CPU performance bottlenecks	CPU > `TMCPUUsage`	TM CPU usage ≥ 85% 10 consecutive periods	P2	1. Use the flame graph or Flink UI to identify the hotspot operator. Business logic: Check for complex computations, JSON parsing, or inefficient UDFs. Data skew: Determine if a hot key is overloading a single task due to an excessive volume of data. Insufficient resources: Check for the parallelism and TaskManager resources. Investigate backpressure severity. Frequent GC: Check logs or JVM metrics to see if memory pressure is causing frequent full GCs, which consume significant CPU. 2. Increase the parallelism for the bottleneck operator or allocate more vCPUs to TaskManagers.
Memory performance bottlenecks	Memory > `TMHeapMemoryUsed`	TM heap memory usage ≥ 90% 10 consecutive periods	P2	1. Analyze GC logs to identify the problem. Memory leak: In the Flink UI or monitoring dashboards, check if heap memory usage fails to return to its baseline after GC and continues to rise. Insufficient capacity: Determine heap memory usage. High usage can trigger frequent full GCs, degrading performance. Sudden OOM: Verify if memory is exhausted instantly when processing a specific record or batch of data, directly causing an OOM. 2. Take action based on the cause: increase the heap size or increase the parallelism.

Job availability

Create alert rules for job failures

Prometheus

Log on to Realtime Compute for Apache Flink's Management Console. Click Console in the Actions column of your workspace.
In the Development Console, navigate to O&M > Deployments, and click the name of your job deployment.
Click the Alarm tab. Switch to the Alarm Rules subtab, and click Add Rule > Custom Rule. In the Create Rule panel, for Content, select Job Failed from the Metric dropdown list.

Cloud Monitor

Log on to the Cloud Monitor console.
In the left navigation pane, choose Event Center > Event Subscription.
On the Subscription Policy tab, click Create Subscription Policy.
On the Create Subscription Policy page, configure the policy. For more information, see Manage event subscription policies (recommended).

Job stability

Frequent restarts

Metric: NumOfRestart
Rule description: Alert if the job restarts one or more times within a minute.
Recommended configuration:
- NumOfRestart
  Metric Value >= 1
- Period: 1 Consecutive Cycle (1 Cycle = 1 Minute)
- Notification: Phone Call + SMS Message + Email + Webhook (Critical)

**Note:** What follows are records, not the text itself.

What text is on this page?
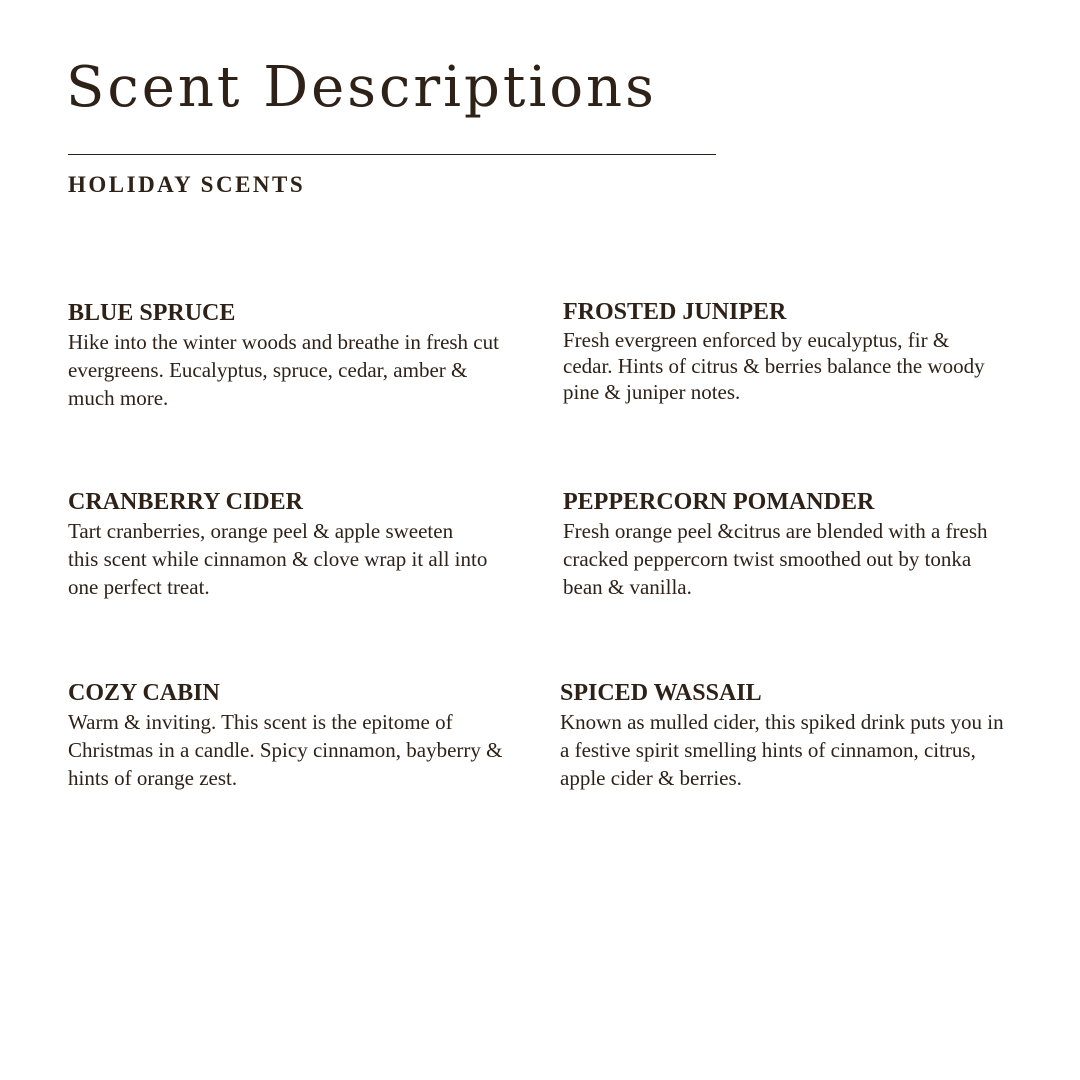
Scent Descriptions
HOLIDAY SCENTS
BLUE SPRUCE

Hike into the winter woods and breathe in fresh cut evergreens. Eucalyptus, spruce, cedar, amber & much more.

FROSTED JUNIPER

Fresh evergreen enforced by eucalyptus, fir & cedar. Hints of citrus & berries balance the woody pine & juniper notes.

CRANBERRY CIDER

Tart cranberries, orange peel & apple sweeten this scent while cinnamon & clove wrap it all into one perfect treat.

PEPPERCORN POMANDER

Fresh orange peel &citrus are blended with a fresh cracked peppercorn twist smoothed out by tonka bean & vanilla.

COZY CABIN

Warm & inviting. This scent is the epitome of Christmas in a candle. Spicy cinnamon, bayberry & hints of orange zest.

SPICED WASSAIL

Known as mulled cider, this spiked drink puts you in a festive spirit smelling hints of cinnamon, citrus, apple cider & berries.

Consecutive checkpoint failures

Metric: NumOfCheckpoints
Rule description: Alert if no checkpoint succeeds for 5 minutes.
Recommended configuration:
- NumOfCheckpoints
- Metric Value < 0
- Period: 5 Consecutive Cycles (1 Cycle = 1 Minute)
- Notification: Email + SMS + Phone + Webhook (Critical)

Data timeliness

Latency

Metrics:
- CurrentEmitEventTimeLag
- NumOfRecordsInFromSourcePerSecond
Rule description: Alert if data is coming in and business latency exceeds 5 minutes. Choose a threshold and alert level as needed.
Recommended configuration:
- CurrentEmitEventTimeLag
  Maximum Value >= 300000
- NumOfRecordsInFromSourcePerSecond
  Metric Value > 0
- Period: 5 Consecutive Cycles (1 Cycle = 1 Minute)

Upstream data flow interruptions

Metrics:
- NumOfRecordsInFromSourcePerSecond
- SourceIdleTime
Rule description: Alert if data is coming in but not handled by the source for over 5 minutes. Choose a threshold and alert level as needed.
Recommended configuration:
- NumOfRecordsInFromSourcePerSecond
  Metric Value <= 0
- SourceIdleTime
  Maximum Value > 60000
- Period: 5 Consecutive Cycles (1 Cycle = 1 Minute)

Output issues

Metric: NumOfRecordsOutToSinkPerSecond
Rule: Alert if there is no data output for more than 5 minutes. Choose a threshold and alert level as needed.
Recommended configuration:
- NumOfRecordsOutToSinkPerSecond
  Metric Value <= 0
- Period: 5 Consecutive Cycles (1 Cycle = 1 Minute)

Resource performance bottlenecks

CPU performance bottlenecks

Metric: TMCPUUsage
Rule: Alert if CPU utilization exceeds 85% for more than 10 minutes.
Recommended configuration:
- TMCPUUsage
  Maximum Value >= 85
- Period: 10 Consecutive Cycles (1 Cycle = 1 Minute)

Memory performance bottlenecks

Metric: TMHeapMemoryUsed
Rule: Alert if heap memory usage exceeds 90% for more than 10 minutes.
Recommended configuration:
- TMHeapMemoryUsed
  Maximum Value >= Threshold (90%)
  Determine this threshold based on JVM Heap on the O&M > Deployments page. For example, if usage is 194 MB / 413 MB, set the threshold to 372 MB (90% of 413 MB).
- Period: 10 Consecutive Cycles (1 Cycle = 1 Minute)